It’s fair to say you never know what you may run across in the field or the conditions you’re asked to work in…
Southern New Mexico
It’s late my peer Jai Lee and I have been going from site to site picking up management cards from a system I was working on. The ring itself is about 700 square miles. Sunset was several hours ago the moon was kind enough to take the night off. The sky is filled with millions of stars in the Milky Way, which looks like fog in the night sky.
The site we’re looking for is a bit off the beaten path. The local ops guy has provided a map drawn on a cocktail napkin. The name of the site escapes me at the moment, but I recall the directions involved a dirt road, a farm house and a tower. “You can’t miss it.” He said as he handed us the napkin.
The road ends. We can go left or we can go right. There is a farmhouse in front of us. Jai checks our map. “It says farmhouse and there’s a farmhouse. Think this is it?” She asks.
I shrug “Could be. Does the map show this intersection?” I ask.
Easing the car forward I park in the driveway. Jai reaches for the door and starts to get out. “Hold on a second.” I said. “Why?” She asks.
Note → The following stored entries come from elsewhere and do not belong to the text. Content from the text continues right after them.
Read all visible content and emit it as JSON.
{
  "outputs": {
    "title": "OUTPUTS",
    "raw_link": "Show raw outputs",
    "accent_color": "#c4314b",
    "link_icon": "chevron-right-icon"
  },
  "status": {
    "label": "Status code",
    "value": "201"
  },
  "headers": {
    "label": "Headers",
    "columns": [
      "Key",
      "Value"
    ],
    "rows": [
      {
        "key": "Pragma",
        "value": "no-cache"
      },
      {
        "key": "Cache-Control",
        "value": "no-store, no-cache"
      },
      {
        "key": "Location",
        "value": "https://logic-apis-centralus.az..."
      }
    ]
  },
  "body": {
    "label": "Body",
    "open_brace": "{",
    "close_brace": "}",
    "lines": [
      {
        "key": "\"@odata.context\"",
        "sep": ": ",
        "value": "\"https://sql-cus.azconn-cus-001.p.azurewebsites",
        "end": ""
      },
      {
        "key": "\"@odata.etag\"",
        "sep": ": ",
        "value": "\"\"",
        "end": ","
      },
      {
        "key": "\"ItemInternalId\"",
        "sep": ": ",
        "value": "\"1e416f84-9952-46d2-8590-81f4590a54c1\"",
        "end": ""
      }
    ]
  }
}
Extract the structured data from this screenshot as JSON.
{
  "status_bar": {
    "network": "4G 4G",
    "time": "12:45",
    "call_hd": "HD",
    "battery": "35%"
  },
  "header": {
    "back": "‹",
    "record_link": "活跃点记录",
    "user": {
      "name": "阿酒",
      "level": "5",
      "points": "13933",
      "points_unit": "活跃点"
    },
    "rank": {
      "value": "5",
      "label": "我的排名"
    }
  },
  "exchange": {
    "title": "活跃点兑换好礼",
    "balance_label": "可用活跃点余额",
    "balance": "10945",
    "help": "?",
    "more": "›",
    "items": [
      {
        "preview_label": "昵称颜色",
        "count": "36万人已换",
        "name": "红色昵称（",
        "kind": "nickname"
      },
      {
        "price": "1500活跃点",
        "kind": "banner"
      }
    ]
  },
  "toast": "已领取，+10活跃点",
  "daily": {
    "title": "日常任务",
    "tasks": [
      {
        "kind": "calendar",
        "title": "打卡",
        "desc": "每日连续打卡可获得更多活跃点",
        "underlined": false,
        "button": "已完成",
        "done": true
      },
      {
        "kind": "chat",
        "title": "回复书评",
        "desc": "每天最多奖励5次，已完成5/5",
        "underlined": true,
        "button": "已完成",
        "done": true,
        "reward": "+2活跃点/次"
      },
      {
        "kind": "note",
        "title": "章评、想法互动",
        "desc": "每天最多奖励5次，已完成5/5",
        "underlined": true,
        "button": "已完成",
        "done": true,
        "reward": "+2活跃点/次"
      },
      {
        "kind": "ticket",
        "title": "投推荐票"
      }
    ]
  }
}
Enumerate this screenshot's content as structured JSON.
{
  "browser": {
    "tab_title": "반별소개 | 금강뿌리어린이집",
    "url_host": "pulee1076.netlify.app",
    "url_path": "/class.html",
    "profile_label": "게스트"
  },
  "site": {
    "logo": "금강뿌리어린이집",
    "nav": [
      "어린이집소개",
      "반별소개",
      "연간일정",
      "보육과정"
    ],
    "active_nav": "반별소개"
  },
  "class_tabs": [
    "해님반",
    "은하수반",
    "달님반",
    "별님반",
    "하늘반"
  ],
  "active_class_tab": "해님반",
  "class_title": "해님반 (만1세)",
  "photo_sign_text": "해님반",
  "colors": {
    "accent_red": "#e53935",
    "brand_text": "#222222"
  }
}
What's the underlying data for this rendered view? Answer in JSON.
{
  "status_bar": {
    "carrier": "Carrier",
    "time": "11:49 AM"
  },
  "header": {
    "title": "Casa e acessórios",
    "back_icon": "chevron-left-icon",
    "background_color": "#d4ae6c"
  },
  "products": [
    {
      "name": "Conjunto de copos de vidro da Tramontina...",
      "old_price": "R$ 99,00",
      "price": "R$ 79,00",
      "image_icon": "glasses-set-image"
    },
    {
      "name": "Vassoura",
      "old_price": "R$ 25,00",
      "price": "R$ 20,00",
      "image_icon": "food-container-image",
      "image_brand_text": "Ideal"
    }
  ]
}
“These farmers always have dogs and they generally show up right about the time you're too far away to get back in the car.”
Jai closes the door both of us looking around for Cujo. Seeing nothing we conclude this farm is the exception and not the rule, we both start to get out.
Now I don’t know how we missed him, but miss him we did. No sooner had I unfolded my frame from the car and Cujo comes to life about six feet in front of me. Scrambling for the car I half lunge half fall back into the car just managing to close the door before Cujo the junk yard dog starts picking his teeth with my bones. All I hear is barking and the sound of gnashing teeth as he slams into the side of the car.
I look over at Jai “You were right about the dog.” Jai said. Looking up I notice she is not doing a good job of concealing her amusement at my predicament.
As I start to sit up I realize in my haste I’ve managed to shut my coat in the car door. “Now what?” She asks still laughing. Before I can answer the porch light snaps on and a woman carrying a large scatter gun steps outside. “Knock it off!” She yells.
Cujo drops to all fours and saunters back
to the porch and I’m pretty sure he too was laughing at my expense.
“You can get out now.” The woman yells. “What are you two doing out here, you lost?” She asks.
Jai slides easily out of the car still giggling. I’m still struggling with my coat and the door. My knees keep hitting the steering wheel. So my exit isn’t as graceful as Jai’s.
“We’re looking for the telephone building.” I hear Jai say as I’m getting out of the car.
“There’s no Qwest building around here.”
“It’s supposed to have a big tower around it. The directions we have said it’s near a farmhouse.” I said, finally getting out.
“Oh, you mean the building down the road. Didn’t know it was a telephone building.”
Jai has now rounded the car and is petting the dog who seems happy to see her. I keep my distance just in case.
She gives us directions sans napkin promising us “Can’t miss it,” and as we start to get back in the car she says “Oh, you might want to be careful its rattlesnake mating season.”
“Ah… it’s what?” I asked.
“Just look for anything that looks like sticks. If it looks like a stick just avoid it. My dog’s been bit twice this year.” Did I mention the large oak tree in her front yard and all the sticks on the ground? Who’s laughing now?
That was several years ago. A few weeks ago Peter Steele and I were down in south Florida. Working a job for a customer. There is a site there called Southbay it sits along US 27 in the heart of the Everglades. The last time I was there I spent most of my time killing wasps.
I punch in the door code and pull it open and was greeted by a 9 foot rattlesnake. Ok, it turns out it was only the skin, but still how would you have liked to be greeted like this in your office? It didn’t help that the air conditioning kept
it gently swaying
back and forth like a spitting cobra.
We jumped back in abject fear doing the Scooby Doo trying to get away from the door and knocking each other down in the process.
“I elect you go in there and take those OSA shots.” I gasped.
“You’re out of your mind if you think I’m going in there.” Pete wheezed.
“Flip you for it.” I said.
Pete is shaking his head violently back and forth. “No, sir, I am allergic to wasps.”
Wasps he says.
In the end, we used the buddy system to take a picture. Not knowing where or if the snake was still inside we heroically got close enough to accurately document why we could not complete our task.
When we reported our findings to the customer his comment was “L3 says they’re pretty sure it’s the same snake.”
“Same snake?” I ask.
“Yeah, they say every year for the last three someone complains there’s a snake inside and they have to go get the snake dude to pull it out.”